US 12,223,650 B2
System for predicting disease with graph convolutional neural network based on multimodal magnetic resonance imaging
Yu Zhang, Hangzhou (CN); Chaoliang Sun, Hangzhou (CN); Zhichao Wang, Hangzhou (CN); Huan Zhang, Hangzhou (CN); Haotian Qian, Hangzhou (CN); and Tianzi Jiang, Hangzhou (CN)
Assigned to ZHEJIANG LAB, Hangzhou (CN)
Filed by ZHEJIANG LAB, Hangzhou (CN)
Filed on Aug. 6, 2024, as Appl. No. 18/796,239.
Application 18/796,239 is a continuation of application No. PCT/CN2023/124639, filed on Oct. 16, 2023.
Claims priority of application No. 202211276172.2 (CN), filed on Oct. 19, 2022.
Prior Publication US 2024/0394882 A1, Nov. 28, 2024
Int. Cl. G06T 7/00 (2017.01); G16H 30/40 (2018.01)

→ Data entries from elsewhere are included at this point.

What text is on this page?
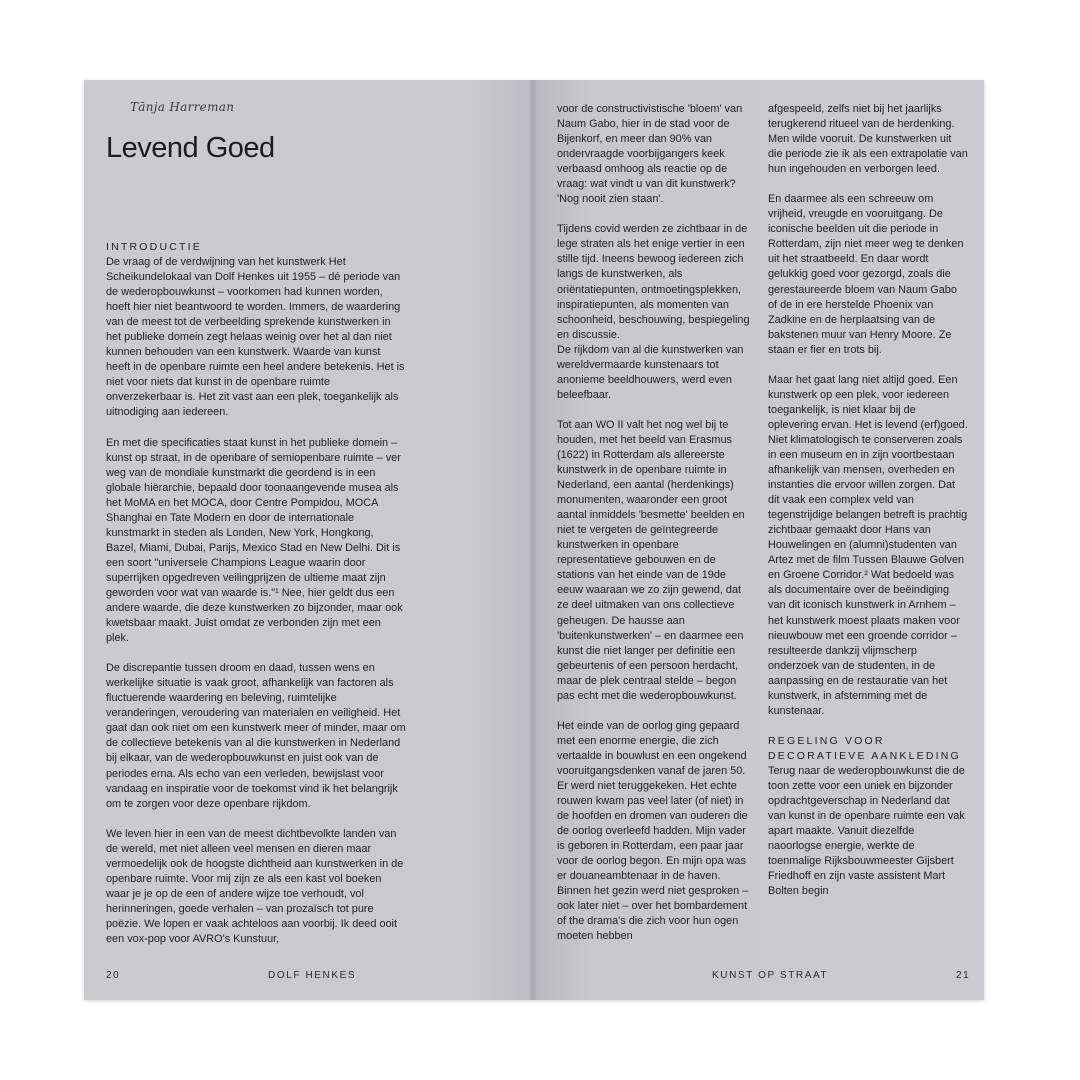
Tānja Harreman
Levend Goed
INTRODUCTIE

De vraag of de verdwijning van het kunstwerk Het Scheikundelokaal van Dolf Henkes uit 1955 – dé periode van de wederopbouwkunst – voorkomen had kunnen worden, hoeft hier niet beantwoord te worden. Immers, de waardering van de meest tot de verbeelding sprekende kunstwerken in het publieke domein zegt helaas weinig over het al dan niet kunnen behouden van een kunstwerk. Waarde van kunst heeft in de openbare ruimte een heel andere betekenis. Het is niet voor niets dat kunst in de openbare ruimte onverzekerbaar is. Het zit vast aan een plek, toegankelijk als uitnodiging aan iedereen.

En met die specificaties staat kunst in het publieke domein – kunst op straat, in de openbare of semiopenbare ruimte – ver weg van de mondiale kunstmarkt die geordend is in een globale hiërarchie, bepaald door toonaangevende musea als het MoMA en het MOCA, door Centre Pompidou, MOCA Shanghai en Tate Modern en door de internationale kunstmarkt in steden als Londen, New York, Hongkong, Bazel, Miami, Dubai, Parijs, Mexico Stad en New Delhi. Dit is een soort "universele Champions League waarin door superrijken opgedreven veilingprijzen de ultieme maat zijn geworden voor wat van waarde is."¹ Nee, hier geldt dus een andere waarde, die deze kunstwerken zo bijzonder, maar ook kwetsbaar maakt. Juist omdat ze verbonden zijn met een plek.

De discrepantie tussen droom en daad, tussen wens en werkelijke situatie is vaak groot, afhankelijk van factoren als fluctuerende waardering en beleving, ruimtelijke veranderingen, veroudering van materialen en veiligheid. Het gaat dan ook niet om een kunstwerk meer of minder, maar om de collectieve betekenis van al die kunstwerken in Nederland bij elkaar, van de wederopbouwkunst en juist ook van de periodes erna. Als echo van een verleden, bewijslast voor vandaag en inspiratie voor de toekomst vind ik het belangrijk om te zorgen voor deze openbare rijkdom.

We leven hier in een van de meest dichtbevolkte landen van de wereld, met niet alleen veel mensen en dieren maar vermoedelijk ook de hoogste dichtheid aan kunstwerken in de openbare ruimte. Voor mij zijn ze als een kast vol boeken waar je je op de een of andere wijze toe verhoudt, vol herinneringen, goede verhalen – van prozaïsch tot pure poëzie. We lopen er vaak achteloos aan voorbij. Ik deed ooit een vox-pop voor AVRO's Kunstuur,

20	DOLF HENKES

voor de constructivistische 'bloem' van Naum Gabo, hier in de stad voor de Bijenkorf, en meer dan 90% van ondervraagde voorbijgangers keek verbaasd omhoog als reactie op de vraag: wat vindt u van dit kunstwerk? 'Nog nooit zien staan'.

Tijdens covid werden ze zichtbaar in de lege straten als het enige vertier in een stille tijd. Ineens bewoog iedereen zich langs de kunstwerken, als oriëntatiepunten, ontmoetingsplekken, inspiratiepunten, als momenten van schoonheid, beschouwing, bespiegeling en discussie.

De rijkdom van al die kunstwerken van wereldvermaarde kunstenaars tot anonieme beeldhouwers, werd even beleefbaar.

Tot aan WO II valt het nog wel bij te houden, met het beeld van Erasmus (1622) in Rotterdam als allereerste kunstwerk in de openbare ruimte in Nederland, een aantal (herdenkings) monumenten, waaronder een groot aantal inmiddels 'besmette' beelden en niet te vergeten de geïntegreerde kunstwerken in openbare representatieve gebouwen en de stations van het einde van de 19de eeuw waaraan we zo zijn gewend, dat ze deel uitmaken van ons collectieve geheugen. De hausse aan 'buitenkunstwerken' – en daarmee een kunst die niet langer per definitie een gebeurtenis of een persoon herdacht, maar de plek centraal stelde – begon pas echt met die wederopbouwkunst.

Het einde van de oorlog ging gepaard met een enorme energie, die zich vertaalde in bouwlust en een ongekend vooruitgangsdenken vanaf de jaren 50. Er werd niet teruggekeken. Het echte rouwen kwam pas veel later (of niet) in de hoofden en dromen van ouderen die de oorlog overleefd hadden. Mijn vader is geboren in Rotterdam, een paar jaar voor de oorlog begon. En mijn opa was er douaneambtenaar in de haven. Binnen het gezin werd niet gesproken – ook later niet – over het bombardement of the drama's die zich voor hun ogen moeten hebben

afgespeeld, zelfs niet bij het jaarlijks terugkerend ritueel van de herdenking. Men wilde vooruit. De kunstwerken uit die periode zie ik als een extrapolatie van hun ingehouden en verborgen leed.

En daarmee als een schreeuw om vrijheid, vreugde en vooruitgang. De iconische beelden uit die periode in Rotterdam, zijn niet meer weg te denken uit het straatbeeld. En daar wordt gelukkig goed voor gezorgd, zoals die gerestaureerde bloem van Naum Gabo of de in ere herstelde Phoenix van Zadkine en de herplaatsing van de bakstenen muur van Henry Moore. Ze staan er fier en trots bij.

Maar het gaat lang niet altijd goed. Een kunstwerk op een plek, voor iedereen toegankelijk, is niet klaar bij de oplevering ervan. Het is levend (erf)goed. Niet klimatologisch te conserveren zoals in een museum en in zijn voortbestaan afhankelijk van mensen, overheden en instanties die ervoor willen zorgen. Dat dit vaak een complex veld van tegenstrijdige belangen betreft is prachtig zichtbaar gemaakt door Hans van Houwelingen en (alumni)studenten van Artez met de film Tussen Blauwe Golven en Groene Corridor.² Wat bedoeld was als documentaire over de beëindiging van dit iconisch kunstwerk in Arnhem – het kunstwerk moest plaats maken voor nieuwbouw met een groende corridor – resulteerde dankzij vlijmscherp onderzoek van de studenten, in de aanpassing en de restauratie van het kunstwerk, in afstemming met de kunstenaar.

REGELING VOOR
DECORATIEVE AANKLEDING

Terug naar de wederopbouwkunst die de toon zette voor een uniek en bijzonder opdrachtgeverschap in Nederland dat van kunst in de openbare ruimte een vak apart maakte. Vanuit diezelfde naoorlogse energie, werkte de toenmalige Rijksbouwmeester Gijsbert Friedhoff en zijn vaste assistent Mart Bolten begin

KUNST OP STRAAT	21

CPC G06T 7/0012 (2013.01) [G16H 30/40 (2018.01); G06T 2207/10088 (2013.01); G06T 2207/20084 (2013.01); G06T 2207/30016 (2013.01)] 8 Claims
OG exemplary drawing
 
1. A system for predicting disease with graph convolutional neural network based on multimodal magnetic resonance imaging, wherein the system comprises:
a multimodal magnetic resonance data acquisition module configured to extract information in multimodal magnetic resonance data according to brain atlases, wherein the information comprises structural images, resting-state magnetic resonance data and diffusion magnetic resonance data;
a data preprocessing module configured to preprocess the structural images, the resting-state magnetic resonance data and the diffusion magnetic resonance data;
a brain radiomics information extraction module configured to calculate information on volumes, thicknesses and surface areas of a cortex in different brain regions according to the structural images processed by the data preprocessing module; calculate information about amplitude of low frequency fluctuations and regional homogeneity of the different brain regions according to the resting-state magnetic resonance data processed by the data preprocessing module; and calculate information about fractional anisotropy, mean diffusivity, intracellular volume fraction and orientation dispersion index of the different brain regions according to the diffusion magnetic resonance data processed by the data preprocessing module;
a brain connectomic information extraction module configured to calculate a functional connection matrix for each subject according to the resting-state magnetic resonance data processed by the data preprocessing module; and calculate a structural connection matrix for each subject according to the diffusion magnetic resonance data processed by the data preprocessing module;
a brain graph structure construction module configured to construct a feature vector for the obtained multimodal information of each brain region by taking each brain region of the brain atlases as a node, wherein the obtained multimodal information comprises brain structure indexes of the volumes, the thicknesses and the surface areas of the cortex in the different brain regions extracted from the structural images, brain function indexes of the amplitudes of low frequency fluctuations (ALFF) and regional homogeneity (ReHo) values of the different brain regions calculated from the resting-state magnetic resonance data, and brain diffusion indexes of values of the fractional anisotropy (FA), the mean diffusivity (MD), the intracellular volume fraction (ICVF) and the orientation dispersion index (ODI) of each brain region calculated from the diffusion magnetic resonance data; multiply the normalized functional connection matrix and the normalized structural connection matrix as an adjacency matrix; and construct brain graph structured data G (V, E) based on the adjacency matrix, wherein a node set V comprises brain regions extracted from the brain atlases, and an edge set E comprises adjacency matrices obtained by multiplication; and
a graph convolutional neural network model construction module configured to construct a graph convolutional neural network model, train the graph convolutional neural network model by taking the brain graph structured data as a model input and a group label of the subject as a model output, and predict brain diseases by the trained graph convolutional neural network model.